In practice, this means you can still inspect nearly everything you need by clicking into a span from the Trace Explorer.

signoz-ollama-trace

5. Processing OCR in PDFusion

To test the full application flow, I used this sample PDF and ran it through the OCR pipeline in PDFusion.

This is the resulting OCR text extraction flow:

signoz-pdfusion-ocr-text-extraction
Note

A quick note on the model choice: I used gemma4 here because it is a recently released multimodal model in Ollama with native text + image support, making it a strong fit for OCR-oriented document workflows.

Ollama’s model guidance also notes that higher visual token budgets are better suited for OCR, document parsing, and reading small text, which maps nicely to PDFusion’s extraction pipeline.

Tip
If you want to reduce or disable sensitive request logging, refer to LiteLLM Logging
signoz-pdfusion-litellm-log signoz-pdfusion-signoz-trace

Conclusion

This setup gives me a private, observable, and reasonably production-like AI platform inside the homelab.
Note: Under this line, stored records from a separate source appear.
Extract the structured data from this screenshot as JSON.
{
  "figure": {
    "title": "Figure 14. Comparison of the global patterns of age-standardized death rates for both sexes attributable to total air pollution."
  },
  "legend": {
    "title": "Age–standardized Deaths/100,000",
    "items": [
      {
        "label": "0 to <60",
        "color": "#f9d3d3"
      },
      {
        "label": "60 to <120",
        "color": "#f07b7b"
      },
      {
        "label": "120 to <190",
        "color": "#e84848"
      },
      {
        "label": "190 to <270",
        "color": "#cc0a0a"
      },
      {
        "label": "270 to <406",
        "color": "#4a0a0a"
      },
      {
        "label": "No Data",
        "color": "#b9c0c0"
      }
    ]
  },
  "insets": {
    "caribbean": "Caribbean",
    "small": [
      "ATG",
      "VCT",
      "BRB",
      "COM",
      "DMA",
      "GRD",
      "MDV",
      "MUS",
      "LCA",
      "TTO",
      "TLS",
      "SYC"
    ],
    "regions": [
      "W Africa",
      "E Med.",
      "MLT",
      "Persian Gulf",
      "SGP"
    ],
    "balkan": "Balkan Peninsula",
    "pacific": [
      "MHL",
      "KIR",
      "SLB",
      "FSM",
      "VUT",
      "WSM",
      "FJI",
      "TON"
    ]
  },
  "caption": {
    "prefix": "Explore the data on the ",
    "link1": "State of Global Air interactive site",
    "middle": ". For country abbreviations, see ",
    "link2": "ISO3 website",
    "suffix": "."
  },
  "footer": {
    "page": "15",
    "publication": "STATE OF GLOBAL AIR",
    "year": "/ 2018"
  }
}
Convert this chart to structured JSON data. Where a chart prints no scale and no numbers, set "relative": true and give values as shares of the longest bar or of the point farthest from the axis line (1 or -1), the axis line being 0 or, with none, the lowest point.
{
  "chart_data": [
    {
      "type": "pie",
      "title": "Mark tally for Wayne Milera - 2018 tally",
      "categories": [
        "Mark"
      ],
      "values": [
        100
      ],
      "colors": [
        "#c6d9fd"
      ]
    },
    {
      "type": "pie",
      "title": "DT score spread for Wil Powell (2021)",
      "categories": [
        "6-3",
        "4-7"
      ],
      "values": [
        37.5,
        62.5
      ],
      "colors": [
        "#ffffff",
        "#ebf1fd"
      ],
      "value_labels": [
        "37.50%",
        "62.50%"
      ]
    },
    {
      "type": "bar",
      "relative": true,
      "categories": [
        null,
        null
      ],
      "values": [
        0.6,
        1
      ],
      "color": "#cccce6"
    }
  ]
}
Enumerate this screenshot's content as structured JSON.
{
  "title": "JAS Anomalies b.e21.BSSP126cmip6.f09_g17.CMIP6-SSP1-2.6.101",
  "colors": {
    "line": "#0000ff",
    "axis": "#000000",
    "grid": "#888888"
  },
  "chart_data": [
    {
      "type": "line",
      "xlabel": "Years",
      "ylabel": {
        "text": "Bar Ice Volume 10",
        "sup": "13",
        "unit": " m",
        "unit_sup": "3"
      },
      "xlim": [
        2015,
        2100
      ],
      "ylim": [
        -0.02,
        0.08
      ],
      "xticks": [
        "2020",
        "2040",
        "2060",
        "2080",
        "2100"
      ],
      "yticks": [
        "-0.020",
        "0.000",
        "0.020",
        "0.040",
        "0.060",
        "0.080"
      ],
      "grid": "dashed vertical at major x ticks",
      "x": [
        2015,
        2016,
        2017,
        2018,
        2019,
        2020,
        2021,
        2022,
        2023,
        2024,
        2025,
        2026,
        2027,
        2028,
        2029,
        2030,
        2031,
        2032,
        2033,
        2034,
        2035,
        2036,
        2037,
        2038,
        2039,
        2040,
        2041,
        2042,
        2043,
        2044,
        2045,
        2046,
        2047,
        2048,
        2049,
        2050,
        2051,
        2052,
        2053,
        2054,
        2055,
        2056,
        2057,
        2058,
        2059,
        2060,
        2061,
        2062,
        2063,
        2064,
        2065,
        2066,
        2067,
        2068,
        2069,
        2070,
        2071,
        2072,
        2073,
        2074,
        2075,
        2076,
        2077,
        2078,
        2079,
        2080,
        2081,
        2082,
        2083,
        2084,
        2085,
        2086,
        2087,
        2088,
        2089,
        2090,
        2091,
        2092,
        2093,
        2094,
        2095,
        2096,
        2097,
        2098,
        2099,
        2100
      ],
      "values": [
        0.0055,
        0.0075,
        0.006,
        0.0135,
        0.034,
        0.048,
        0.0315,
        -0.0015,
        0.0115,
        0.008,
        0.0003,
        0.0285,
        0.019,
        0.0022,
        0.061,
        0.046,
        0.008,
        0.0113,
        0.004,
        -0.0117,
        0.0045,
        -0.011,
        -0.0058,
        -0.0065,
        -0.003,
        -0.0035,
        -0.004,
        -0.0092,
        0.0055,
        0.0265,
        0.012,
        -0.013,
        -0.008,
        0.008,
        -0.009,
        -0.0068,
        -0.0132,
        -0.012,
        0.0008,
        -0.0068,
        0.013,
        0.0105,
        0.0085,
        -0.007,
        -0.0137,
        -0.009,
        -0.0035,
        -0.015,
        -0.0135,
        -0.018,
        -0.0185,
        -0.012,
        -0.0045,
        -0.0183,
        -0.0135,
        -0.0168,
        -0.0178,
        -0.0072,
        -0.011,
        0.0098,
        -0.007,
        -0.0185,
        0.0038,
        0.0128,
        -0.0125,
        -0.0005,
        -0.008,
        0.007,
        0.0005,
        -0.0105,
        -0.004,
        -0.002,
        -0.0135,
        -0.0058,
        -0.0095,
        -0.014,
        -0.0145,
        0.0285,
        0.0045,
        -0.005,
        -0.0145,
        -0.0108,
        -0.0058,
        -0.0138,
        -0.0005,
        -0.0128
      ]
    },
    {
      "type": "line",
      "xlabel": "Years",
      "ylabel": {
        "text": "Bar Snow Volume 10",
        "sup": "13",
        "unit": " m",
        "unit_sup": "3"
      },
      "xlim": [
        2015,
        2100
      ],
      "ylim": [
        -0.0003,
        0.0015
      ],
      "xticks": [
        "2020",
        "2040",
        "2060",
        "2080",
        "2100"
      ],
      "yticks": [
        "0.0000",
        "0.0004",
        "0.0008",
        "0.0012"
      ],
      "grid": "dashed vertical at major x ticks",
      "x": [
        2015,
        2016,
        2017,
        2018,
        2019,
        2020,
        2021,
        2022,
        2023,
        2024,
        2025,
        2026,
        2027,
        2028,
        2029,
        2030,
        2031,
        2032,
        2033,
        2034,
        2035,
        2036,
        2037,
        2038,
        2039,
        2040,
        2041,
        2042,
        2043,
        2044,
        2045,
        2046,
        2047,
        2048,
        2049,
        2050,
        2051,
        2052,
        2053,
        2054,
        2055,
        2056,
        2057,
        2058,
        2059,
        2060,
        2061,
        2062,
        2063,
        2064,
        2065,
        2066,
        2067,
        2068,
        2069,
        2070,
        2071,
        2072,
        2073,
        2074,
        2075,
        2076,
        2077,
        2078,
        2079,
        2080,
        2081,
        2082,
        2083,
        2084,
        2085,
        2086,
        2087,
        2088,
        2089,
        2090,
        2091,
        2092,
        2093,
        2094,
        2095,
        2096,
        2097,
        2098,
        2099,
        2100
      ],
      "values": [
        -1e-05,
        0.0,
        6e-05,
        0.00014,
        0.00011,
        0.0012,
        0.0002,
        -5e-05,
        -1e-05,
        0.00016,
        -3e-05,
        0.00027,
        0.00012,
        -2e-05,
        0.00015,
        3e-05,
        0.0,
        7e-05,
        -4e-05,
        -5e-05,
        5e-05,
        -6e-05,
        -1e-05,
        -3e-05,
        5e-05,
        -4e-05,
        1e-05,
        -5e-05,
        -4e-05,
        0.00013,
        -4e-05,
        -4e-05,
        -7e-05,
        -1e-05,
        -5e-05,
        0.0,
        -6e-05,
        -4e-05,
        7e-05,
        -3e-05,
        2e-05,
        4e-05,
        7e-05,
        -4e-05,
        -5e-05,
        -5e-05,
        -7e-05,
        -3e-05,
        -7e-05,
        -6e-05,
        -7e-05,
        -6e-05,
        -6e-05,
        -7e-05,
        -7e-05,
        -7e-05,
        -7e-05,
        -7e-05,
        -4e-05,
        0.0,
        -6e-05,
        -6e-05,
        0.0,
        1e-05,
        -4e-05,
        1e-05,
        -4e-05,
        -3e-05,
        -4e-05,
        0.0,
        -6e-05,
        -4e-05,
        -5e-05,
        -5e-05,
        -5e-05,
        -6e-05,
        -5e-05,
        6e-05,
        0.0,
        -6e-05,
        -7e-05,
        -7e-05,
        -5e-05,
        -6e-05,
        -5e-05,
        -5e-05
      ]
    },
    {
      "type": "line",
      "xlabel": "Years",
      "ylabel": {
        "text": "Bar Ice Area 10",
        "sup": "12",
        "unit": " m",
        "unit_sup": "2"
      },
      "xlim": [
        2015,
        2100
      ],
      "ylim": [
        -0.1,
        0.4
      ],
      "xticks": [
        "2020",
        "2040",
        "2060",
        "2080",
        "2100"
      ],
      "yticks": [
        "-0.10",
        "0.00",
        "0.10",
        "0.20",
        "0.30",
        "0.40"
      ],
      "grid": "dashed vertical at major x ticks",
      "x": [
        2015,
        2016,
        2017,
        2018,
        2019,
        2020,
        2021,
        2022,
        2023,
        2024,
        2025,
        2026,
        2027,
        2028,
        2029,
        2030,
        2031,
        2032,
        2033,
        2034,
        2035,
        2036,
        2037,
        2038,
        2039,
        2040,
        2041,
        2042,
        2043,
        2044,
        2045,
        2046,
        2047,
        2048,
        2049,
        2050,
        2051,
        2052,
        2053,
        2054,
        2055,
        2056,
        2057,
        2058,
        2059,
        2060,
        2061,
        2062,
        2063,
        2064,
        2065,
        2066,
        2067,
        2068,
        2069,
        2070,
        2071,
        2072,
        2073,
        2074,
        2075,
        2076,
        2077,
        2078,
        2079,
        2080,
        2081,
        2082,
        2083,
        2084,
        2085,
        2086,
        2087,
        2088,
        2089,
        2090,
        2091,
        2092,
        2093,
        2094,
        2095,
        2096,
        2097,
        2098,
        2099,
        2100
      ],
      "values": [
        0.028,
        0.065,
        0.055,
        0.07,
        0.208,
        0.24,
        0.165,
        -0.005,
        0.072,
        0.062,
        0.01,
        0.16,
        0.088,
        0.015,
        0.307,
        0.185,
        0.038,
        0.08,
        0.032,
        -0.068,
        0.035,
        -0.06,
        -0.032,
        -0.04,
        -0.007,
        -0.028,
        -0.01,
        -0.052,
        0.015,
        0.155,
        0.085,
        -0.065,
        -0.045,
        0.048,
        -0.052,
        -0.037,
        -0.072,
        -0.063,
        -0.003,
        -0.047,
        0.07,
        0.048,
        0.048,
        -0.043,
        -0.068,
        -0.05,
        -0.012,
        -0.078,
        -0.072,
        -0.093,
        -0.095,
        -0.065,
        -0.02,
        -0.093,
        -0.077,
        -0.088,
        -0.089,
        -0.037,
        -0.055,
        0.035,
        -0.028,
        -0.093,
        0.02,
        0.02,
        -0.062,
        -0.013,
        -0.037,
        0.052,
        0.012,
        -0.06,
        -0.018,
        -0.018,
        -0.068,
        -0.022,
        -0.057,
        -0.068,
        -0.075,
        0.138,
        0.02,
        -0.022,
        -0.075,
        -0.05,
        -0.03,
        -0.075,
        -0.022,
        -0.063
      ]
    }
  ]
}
By combining LiteLLM with SigNoz, every prompt, completion, and inference path becomes inspectable. That gives me the same kind of visibility into local AI workloads that teams typically expect from cloud-native observability platforms.

For projects like PDFusion, this is especially useful because it turns LLM calls from a “black box” into something traceable, measurable, and debuggable.